For a few dollars more

Published December 19, 2013

I SUPPOSE we should start with the good news. The finance minister should be congratulated for taking such strong ownership of the country’s economic problems.

After years of seeing the post of finance minister filled by someone who struggled to have his voice heard, it’s a bit refreshing that Ishaq Dar is able to fill that void with his booming and indignant voice. Finally Q Block has a captain on board.

And now the bad news. Having acquired a voice, Q Block must now find a way to calibrate its pitch and volume. If amplitude alone could solve economic problems, we would never be in the situation we’re in.

Take Mr Dar’s recent pronouncements on the delicate matter of the exchange rate. Actually the pronouncements aren’t all that recent if you consider that he’s been talking angrily about defending the rupee since at least early October, saying he wants to bring it back to 100 to a dollar, the rate that prevailed at the start of the fiscal year.

One simple question to put to him: why don’t you go ahead and do it? Why has he been talking so stridently about bringing the rupee to 100 for so long now without being able to make it happen? The answer is simple: he doesn’t have the reserves to make it happen.

In order to lift the rupee exchange rate, the government needs to sell large amounts of dollars to the money markets. With a large supply, prices of the greenback will automatically come down. But to do this, you need to have large supplies of the greenback to begin with. And in Pakistan’s case, these supplies are measured by the reserves, which currently are at levels described as “dangerously low” by informed quarters.

So how do you offload large quantities of dollars into the money markets when you don’t have the reserves from where to get those dollars? Historically, governments have taken to shaking down other large stakeholders in the money markets: banks, exchange companies, exporters. There used to be another instrument back in the ’90s called ‘swaps’ with private parties like Dubai-based gold traders, but the less said about that the better at this stage.

Last week, we heard of a dressing down that Dar delivered to heads of major banks, blaming a small number of them for speculatively withholding dollars from the market in the hopes that the precious greenbacks will be worth a few pennies more later. Apparently it worked because the rupee stabilised and even gained a few paisas following the meeting.

Then he gave his address to the country’s textile industry, more specifically spinning sector heads who form the largest segment of our textile industry. Bring your dollars back, he told them, if I may paraphrase. This time too, it would appear, the ‘advice’ worked.

The good news here is that somebody is strenuously working on the matter at hand. Speculative pressures against the currency always break out when reserves go low and managing these pressures is not easy.

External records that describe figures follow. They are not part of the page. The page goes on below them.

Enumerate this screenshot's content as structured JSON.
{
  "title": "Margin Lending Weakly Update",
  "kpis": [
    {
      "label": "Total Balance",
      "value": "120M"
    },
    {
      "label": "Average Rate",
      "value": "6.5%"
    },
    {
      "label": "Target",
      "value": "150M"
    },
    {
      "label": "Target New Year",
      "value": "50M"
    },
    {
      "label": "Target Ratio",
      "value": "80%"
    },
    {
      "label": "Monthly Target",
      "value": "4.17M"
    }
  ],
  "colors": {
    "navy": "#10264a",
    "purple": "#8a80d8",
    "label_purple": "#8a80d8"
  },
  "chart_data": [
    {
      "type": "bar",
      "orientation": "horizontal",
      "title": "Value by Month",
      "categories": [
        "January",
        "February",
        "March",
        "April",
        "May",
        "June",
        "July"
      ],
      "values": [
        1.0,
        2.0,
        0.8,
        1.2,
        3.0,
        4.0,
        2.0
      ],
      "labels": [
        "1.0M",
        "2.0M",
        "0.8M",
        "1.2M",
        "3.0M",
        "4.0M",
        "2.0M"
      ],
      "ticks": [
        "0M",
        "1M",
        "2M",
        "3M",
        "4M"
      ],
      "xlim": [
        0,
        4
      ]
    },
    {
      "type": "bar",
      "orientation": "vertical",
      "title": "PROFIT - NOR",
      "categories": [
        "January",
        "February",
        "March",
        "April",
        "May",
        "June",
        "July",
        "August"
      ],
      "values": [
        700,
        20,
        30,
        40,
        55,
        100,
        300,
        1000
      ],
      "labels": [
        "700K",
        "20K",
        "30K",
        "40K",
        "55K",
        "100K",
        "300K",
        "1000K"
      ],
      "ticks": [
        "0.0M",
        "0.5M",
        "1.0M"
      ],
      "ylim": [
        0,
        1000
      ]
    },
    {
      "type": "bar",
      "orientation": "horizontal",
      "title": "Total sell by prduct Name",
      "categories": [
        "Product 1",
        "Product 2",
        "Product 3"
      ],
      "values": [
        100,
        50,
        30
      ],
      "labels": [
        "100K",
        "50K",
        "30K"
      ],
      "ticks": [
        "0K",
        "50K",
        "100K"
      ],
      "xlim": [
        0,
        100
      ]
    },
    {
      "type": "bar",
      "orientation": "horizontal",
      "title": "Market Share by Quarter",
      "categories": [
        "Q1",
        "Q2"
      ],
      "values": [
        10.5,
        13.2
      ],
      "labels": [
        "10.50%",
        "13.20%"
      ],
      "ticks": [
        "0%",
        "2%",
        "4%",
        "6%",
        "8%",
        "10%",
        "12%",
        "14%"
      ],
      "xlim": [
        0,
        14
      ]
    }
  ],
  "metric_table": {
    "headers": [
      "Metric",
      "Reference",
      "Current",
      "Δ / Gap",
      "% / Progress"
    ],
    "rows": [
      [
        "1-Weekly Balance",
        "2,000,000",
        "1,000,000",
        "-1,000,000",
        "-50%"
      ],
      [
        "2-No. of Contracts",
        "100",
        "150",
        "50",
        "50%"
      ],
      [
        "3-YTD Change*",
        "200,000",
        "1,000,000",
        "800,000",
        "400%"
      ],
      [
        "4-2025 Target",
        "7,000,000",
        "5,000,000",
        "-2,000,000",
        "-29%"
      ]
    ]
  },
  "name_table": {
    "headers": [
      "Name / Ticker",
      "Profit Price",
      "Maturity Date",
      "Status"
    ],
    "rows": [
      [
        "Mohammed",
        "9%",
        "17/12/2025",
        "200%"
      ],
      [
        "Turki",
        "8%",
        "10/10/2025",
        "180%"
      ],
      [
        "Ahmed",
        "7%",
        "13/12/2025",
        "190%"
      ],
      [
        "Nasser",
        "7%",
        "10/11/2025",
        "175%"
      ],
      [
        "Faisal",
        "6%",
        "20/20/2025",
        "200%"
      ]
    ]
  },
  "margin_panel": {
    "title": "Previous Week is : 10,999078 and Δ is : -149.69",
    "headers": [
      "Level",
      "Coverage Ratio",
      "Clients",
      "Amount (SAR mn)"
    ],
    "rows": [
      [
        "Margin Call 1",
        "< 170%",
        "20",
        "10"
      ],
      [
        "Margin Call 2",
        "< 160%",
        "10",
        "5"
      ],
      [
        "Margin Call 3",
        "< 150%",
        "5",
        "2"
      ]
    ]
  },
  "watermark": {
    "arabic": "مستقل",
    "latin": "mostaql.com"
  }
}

Arranging supplies of dollars on a war footing is what the game is all about in these times as is arranging future supplies in a reliable manner.

But playing the game too hard also carries risks. For instance, one cannot shake down exporters and banks forever. They’re likely to run out of funds too if you keep up this game, but more importantly, sensing your desperation, they’re likely to start demanding their pound of flesh in return and start bargaining over the terms of compliance.

Want your dollars, they’ll ask? Then get the taxman off my back, and tell the State Bank to stop increasing the returns I’m obligated to pay on savings accounts. A little more gas for us please, the textile tycoons may ask, and we have our own difficulties with the taxman.

“The minister also exchanged views with the banking industry on the current economic, monetary and fiscal situation,” said the report from last week on the meeting with bankers. Has such a bargaining process begun already?

The textile tycoons were reminded of the benefits they are about to reap from the GSP Plus scheme, perhaps as a way to pre-empt any quid pro quo. But this lot is famous for their thirst for gas and it won’t be long before they’ll be telling us all that without winter gas allocations, the GSP Plus benefits will not flow and the precious dollars will remain out of reach.

So it’s worth considering that shakedowns can get you a few dollars here and there, but they should be used sparingly.

There is another risk Dar is running when he takes such a strident line so publicly on the exchange rate. After promising so hard and forcefully to shore up the rupee’s value, what if he is unable to deliver and devaluation becomes necessary?

In that case he will look weak and his credibility will take a hit. Not a good thing to happen so early in his tenure. Any future commitments he gives will be taken with a grain of salt, and stakeholders will be slower to respond to his frenzied ‘advice’.

Given the risks, is Dar’s strategy of stridently ‘talking up’ the rupee really well thought through? One hopes he has in his inner circle people of equally strong conviction, who are not afraid to speak truth to power, who can counsel a little restraint. After all, strictly speaking, it’s not really the finance minister’s job to manage the exchange rate, now is it?

The writer is a business journalist and 2013-2014 Pakistan Scholar at the Woodrow Wilson Centre, Washington D.C.